L’hiv­er dernier, on me par­le de la Grotte du tré­sor. Son entrée est sur la colline à quelques mètres du vil­lage. Je m’y rends avec Aplo. En cette sai­son le park­ing est vide, le fonc­tion­naire qui nous ouvre est con­tent d’avoir des clients. De la ville arrive un cou­ple de touristes guide en mains. A qua­tre, nous descen­dons sous terre. Sur le palier moyen de l’escalier d’ac­cès fig­ure une chronolo­gie des épo­ques préhis­toriques. Nous déchiffrons quand un appel vient du bas. La fonc­tion­naire nous attend au pied de l’as­censeur. Nous par­courons les galeries et les salles, enjam­bons une riv­ière, mar­chons dans des bassins. Je me penche sur le puits du Suisse. L’ingénieur Anto­nio de la Nari est mort là, dans l’éboule­ment provo­qué par son dyna­mitage. La vis­ite finie, Aplo et moi faus­sons com­pag­nie au groupe et retournons dans la grotte. Nous explorons les galeries inter­dites, éclairons les fouilles récentes, je repasse devant le puits qui s’est effon­dré sur l’ex­plo­rateur suisse. Ici et là, d’autres travaux sont en cours. Depuis les années 1940, les recherch­es n’ont jamais cessées. D’après les chroniques des pères qui évangéli­saient les roy­aumes arabes, la grotte marine aurait servi de cache au tré­sor des Almora­vides.
La semaine dernière j’achète aux dames de l’as­so­ci­a­tion d’en­traide du vil­lage, un livre inti­t­ulé L’homme qui croy­ait savoir où il y avait un tré­sor. Cet homme est Manuel Laza Pala­cio.
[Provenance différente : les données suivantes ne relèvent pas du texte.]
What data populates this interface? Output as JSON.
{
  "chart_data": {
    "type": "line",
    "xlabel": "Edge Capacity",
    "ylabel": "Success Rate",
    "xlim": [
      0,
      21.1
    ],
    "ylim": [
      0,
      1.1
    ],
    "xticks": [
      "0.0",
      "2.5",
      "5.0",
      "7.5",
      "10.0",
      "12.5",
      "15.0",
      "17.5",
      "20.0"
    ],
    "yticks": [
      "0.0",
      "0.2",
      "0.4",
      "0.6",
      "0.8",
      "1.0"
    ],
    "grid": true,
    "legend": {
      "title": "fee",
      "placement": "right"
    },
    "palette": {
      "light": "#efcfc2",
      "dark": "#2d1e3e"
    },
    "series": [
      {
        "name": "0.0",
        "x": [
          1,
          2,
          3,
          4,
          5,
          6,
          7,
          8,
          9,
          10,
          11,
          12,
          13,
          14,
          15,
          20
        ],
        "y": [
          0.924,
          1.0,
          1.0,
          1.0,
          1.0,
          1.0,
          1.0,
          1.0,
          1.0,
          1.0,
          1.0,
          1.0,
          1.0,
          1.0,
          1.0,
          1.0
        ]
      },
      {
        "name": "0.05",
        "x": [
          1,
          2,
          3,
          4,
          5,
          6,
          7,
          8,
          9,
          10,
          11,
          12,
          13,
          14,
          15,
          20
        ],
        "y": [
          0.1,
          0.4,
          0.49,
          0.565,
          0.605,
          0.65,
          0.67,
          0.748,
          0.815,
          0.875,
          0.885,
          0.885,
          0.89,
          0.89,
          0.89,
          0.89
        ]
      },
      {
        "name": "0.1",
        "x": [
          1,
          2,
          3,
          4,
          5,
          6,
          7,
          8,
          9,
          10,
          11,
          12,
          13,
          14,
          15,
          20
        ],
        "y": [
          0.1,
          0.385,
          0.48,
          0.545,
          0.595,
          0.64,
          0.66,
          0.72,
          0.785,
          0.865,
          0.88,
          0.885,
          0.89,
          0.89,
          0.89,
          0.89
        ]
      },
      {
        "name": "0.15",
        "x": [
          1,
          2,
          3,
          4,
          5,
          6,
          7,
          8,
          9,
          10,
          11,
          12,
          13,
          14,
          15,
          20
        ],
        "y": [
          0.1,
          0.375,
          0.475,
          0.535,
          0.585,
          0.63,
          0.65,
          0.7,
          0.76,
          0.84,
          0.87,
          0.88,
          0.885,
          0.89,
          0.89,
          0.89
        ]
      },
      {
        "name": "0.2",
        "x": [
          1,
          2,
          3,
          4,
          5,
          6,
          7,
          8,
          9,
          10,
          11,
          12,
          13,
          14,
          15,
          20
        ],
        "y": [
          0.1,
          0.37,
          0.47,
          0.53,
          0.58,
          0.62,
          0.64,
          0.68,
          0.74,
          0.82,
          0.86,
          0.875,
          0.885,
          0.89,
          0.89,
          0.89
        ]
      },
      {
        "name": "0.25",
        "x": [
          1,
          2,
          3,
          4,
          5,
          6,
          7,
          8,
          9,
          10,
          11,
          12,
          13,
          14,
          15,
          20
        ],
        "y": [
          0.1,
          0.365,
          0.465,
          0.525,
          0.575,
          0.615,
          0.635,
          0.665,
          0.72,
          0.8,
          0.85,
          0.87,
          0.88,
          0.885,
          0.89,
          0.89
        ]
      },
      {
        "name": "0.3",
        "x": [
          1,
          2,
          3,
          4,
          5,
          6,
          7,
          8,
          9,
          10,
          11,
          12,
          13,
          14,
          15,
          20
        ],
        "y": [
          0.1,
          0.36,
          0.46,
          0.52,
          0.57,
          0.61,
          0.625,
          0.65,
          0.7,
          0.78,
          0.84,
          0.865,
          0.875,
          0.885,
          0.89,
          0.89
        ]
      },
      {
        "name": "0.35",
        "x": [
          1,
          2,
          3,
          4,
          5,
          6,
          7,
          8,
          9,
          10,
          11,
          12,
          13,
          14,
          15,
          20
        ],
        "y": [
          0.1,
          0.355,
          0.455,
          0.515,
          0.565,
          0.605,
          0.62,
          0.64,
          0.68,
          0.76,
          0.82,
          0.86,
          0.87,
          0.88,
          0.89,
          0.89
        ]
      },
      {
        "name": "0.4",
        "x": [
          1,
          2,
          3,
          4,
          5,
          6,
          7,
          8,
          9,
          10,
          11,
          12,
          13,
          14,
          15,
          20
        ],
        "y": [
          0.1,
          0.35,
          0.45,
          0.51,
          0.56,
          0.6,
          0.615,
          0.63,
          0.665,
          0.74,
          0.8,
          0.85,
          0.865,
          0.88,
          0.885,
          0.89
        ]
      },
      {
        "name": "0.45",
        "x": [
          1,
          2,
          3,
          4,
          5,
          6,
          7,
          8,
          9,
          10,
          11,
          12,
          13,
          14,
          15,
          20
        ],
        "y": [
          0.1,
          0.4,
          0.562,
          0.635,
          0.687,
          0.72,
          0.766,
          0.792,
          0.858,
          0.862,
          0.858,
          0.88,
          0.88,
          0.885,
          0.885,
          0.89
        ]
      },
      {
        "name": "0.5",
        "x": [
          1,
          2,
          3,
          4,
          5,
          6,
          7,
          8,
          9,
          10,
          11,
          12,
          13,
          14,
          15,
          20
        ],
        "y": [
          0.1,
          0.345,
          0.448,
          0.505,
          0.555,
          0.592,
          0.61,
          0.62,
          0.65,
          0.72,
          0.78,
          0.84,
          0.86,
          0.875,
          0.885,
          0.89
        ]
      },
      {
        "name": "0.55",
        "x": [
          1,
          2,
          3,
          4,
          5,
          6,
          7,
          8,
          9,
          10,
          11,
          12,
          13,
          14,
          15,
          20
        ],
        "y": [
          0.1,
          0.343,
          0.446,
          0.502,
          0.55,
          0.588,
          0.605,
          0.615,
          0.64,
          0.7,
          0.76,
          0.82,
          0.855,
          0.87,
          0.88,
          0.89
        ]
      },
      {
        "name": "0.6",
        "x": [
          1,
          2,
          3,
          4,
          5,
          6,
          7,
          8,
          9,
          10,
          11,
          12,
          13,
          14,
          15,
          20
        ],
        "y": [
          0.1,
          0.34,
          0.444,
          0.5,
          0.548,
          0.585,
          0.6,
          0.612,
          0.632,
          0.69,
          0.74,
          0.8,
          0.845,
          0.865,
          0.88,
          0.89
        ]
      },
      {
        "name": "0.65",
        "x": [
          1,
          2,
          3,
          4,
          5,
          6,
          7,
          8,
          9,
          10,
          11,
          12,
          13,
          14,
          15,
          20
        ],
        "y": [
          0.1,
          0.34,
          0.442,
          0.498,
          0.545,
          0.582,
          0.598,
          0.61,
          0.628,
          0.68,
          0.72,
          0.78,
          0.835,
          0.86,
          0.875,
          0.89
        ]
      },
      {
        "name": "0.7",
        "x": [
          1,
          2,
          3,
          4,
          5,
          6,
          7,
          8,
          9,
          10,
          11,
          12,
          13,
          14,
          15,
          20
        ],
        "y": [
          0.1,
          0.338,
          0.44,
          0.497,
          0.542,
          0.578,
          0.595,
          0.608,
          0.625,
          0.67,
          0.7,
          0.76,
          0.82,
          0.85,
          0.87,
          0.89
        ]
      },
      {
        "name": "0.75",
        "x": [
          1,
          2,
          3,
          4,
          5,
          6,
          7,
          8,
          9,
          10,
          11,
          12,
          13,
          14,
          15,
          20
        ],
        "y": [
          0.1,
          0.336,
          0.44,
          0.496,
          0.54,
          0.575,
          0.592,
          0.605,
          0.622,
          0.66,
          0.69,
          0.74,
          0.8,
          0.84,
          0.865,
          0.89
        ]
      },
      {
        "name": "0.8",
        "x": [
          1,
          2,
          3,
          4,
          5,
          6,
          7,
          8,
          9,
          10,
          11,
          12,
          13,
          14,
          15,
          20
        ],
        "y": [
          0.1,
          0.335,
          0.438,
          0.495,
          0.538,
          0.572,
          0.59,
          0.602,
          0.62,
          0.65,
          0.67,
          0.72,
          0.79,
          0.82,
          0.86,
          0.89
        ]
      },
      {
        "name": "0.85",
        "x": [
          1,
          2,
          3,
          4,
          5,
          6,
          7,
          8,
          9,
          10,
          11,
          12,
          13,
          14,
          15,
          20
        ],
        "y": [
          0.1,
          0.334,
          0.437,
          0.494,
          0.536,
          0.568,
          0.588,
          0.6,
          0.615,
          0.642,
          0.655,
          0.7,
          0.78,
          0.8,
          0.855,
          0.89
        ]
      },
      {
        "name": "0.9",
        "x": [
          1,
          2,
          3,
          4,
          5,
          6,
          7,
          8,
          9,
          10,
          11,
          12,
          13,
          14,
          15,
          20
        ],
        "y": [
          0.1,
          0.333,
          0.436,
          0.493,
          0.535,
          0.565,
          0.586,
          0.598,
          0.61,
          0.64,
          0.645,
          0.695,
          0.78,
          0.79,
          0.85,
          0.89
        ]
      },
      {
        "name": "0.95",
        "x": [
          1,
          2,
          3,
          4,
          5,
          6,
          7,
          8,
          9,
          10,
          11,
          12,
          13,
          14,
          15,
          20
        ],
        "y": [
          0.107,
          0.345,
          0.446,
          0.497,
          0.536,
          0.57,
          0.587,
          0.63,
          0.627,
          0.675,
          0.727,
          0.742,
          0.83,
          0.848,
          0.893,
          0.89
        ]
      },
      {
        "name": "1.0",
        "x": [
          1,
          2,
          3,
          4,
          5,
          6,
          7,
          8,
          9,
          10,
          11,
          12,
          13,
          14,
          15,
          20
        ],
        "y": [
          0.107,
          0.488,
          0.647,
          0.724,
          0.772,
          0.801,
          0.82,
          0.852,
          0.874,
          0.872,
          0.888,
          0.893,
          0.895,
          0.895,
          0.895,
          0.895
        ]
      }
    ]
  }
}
Il a hérité la grotte de son oncle dans les années 1950. Jusqu’à sa mort, il a con­sacré ses vacances et ses week-ends à chercher le tré­sor, ouvrant des galeries, décou­vrant des salles, émet­tant des hypothès­es sur les tun­nels qui relieraient la colline à l’an­cien fort. Mais ce tra­vail inter­vient presque un siè­cle après celui du Suisse qui sur la foi de la légende rap­portée d’O­ran creusa une trentaine d’an­nées à par­tir du début du XIXème siè­cle. Ces derniers jours, je pen­sais aux exper­tis­es des géo­logues et des radi­esthé­sistes — toutes pointent sur le même emplace­ment pour ce qui est de la cache du tré­sor — et j’imag­i­nais repren­dre l’his­toire, faire le lien entre le passé et le présent.
Hier, je lis le jour­nal gra­tu­it du vil­lage. Il annonce que le réal­isa­teur Alber­to Pons va tourn­er début sep­tem­bre une fic­tion dans la grotte dont le sujet sera le Suisse et son puits. Je viens de l’appeler. 

Manifestation

Après l’en­traîne­ment, je quitte la zone des grands entre­pôts. Ma voiture est blo­quée. Une man­i­fes­ta­tion de cent cinquante per­son­nes occupe le car­refour sur lequel donne la voie de ser­vice. Pourquoi cet endroit? Entre des hangars et un ter­rain vague? Les par­tic­i­pants agi­tent des papiers. Il y a aus­si une ban­de­role. Quand j’ar­rive à la hau­teur du cortège, je lis: “halte aux moustiques!”

Vie locale

Toute l’an­née, les vil­la­geois réu­nis sur le quai man­gent et boivent et par­lent. A l’été, les après-midi sont longues, le silence tranché, l’om­bre dure. Les aven­tureux — guère plus de six ou sept — restent à la plage. Un jeune téméraire rejoint pieds nus une femme alan­guie sous un para­sol. Il marche, il court. Il n’a tra­ver­sé que la moitié de la plage. Le sable brûle. Il rebon­dit comme un grain de maïs jeté dans l’huile. A dix-neuf heures, le vil­lage se réveille. Les com­merces font leurs affaires, les dames poussent les chiens sous les tables et boivent du choco­lat chaud. Plus tard, les familles vont au parc. Les mères bal­an­cent les petits, les pères admirent les bras croisés. Les patrons tirent les câbles, branchent les téléviseurs, les écrans s’al­lu­ment pour le match de foot. Puis appa­rais­sent les coureurs du soir, ils emprun­tent la piste, trot­ti­nent en direc­tion d’Alme­ria et les restau­rants du quai se rem­plis­sent. Mais aujour­d’hui, après un hiv­er sec et chaud et six mois passés à manger, par­ler et boire, c’est l’événe­ment: un grand chapiteau est instal­lé sur la plage pour la Feria de la tapa. Alors, ceux qui ont leurs habi­tudes sur les ter­rass­es se dépla­cent de quelques mètres et ent­hou­si­astes font comme d’habi­tude tan­dis que sur des tréteaux chante et tape dans les mains une Andalouse de cent kilos.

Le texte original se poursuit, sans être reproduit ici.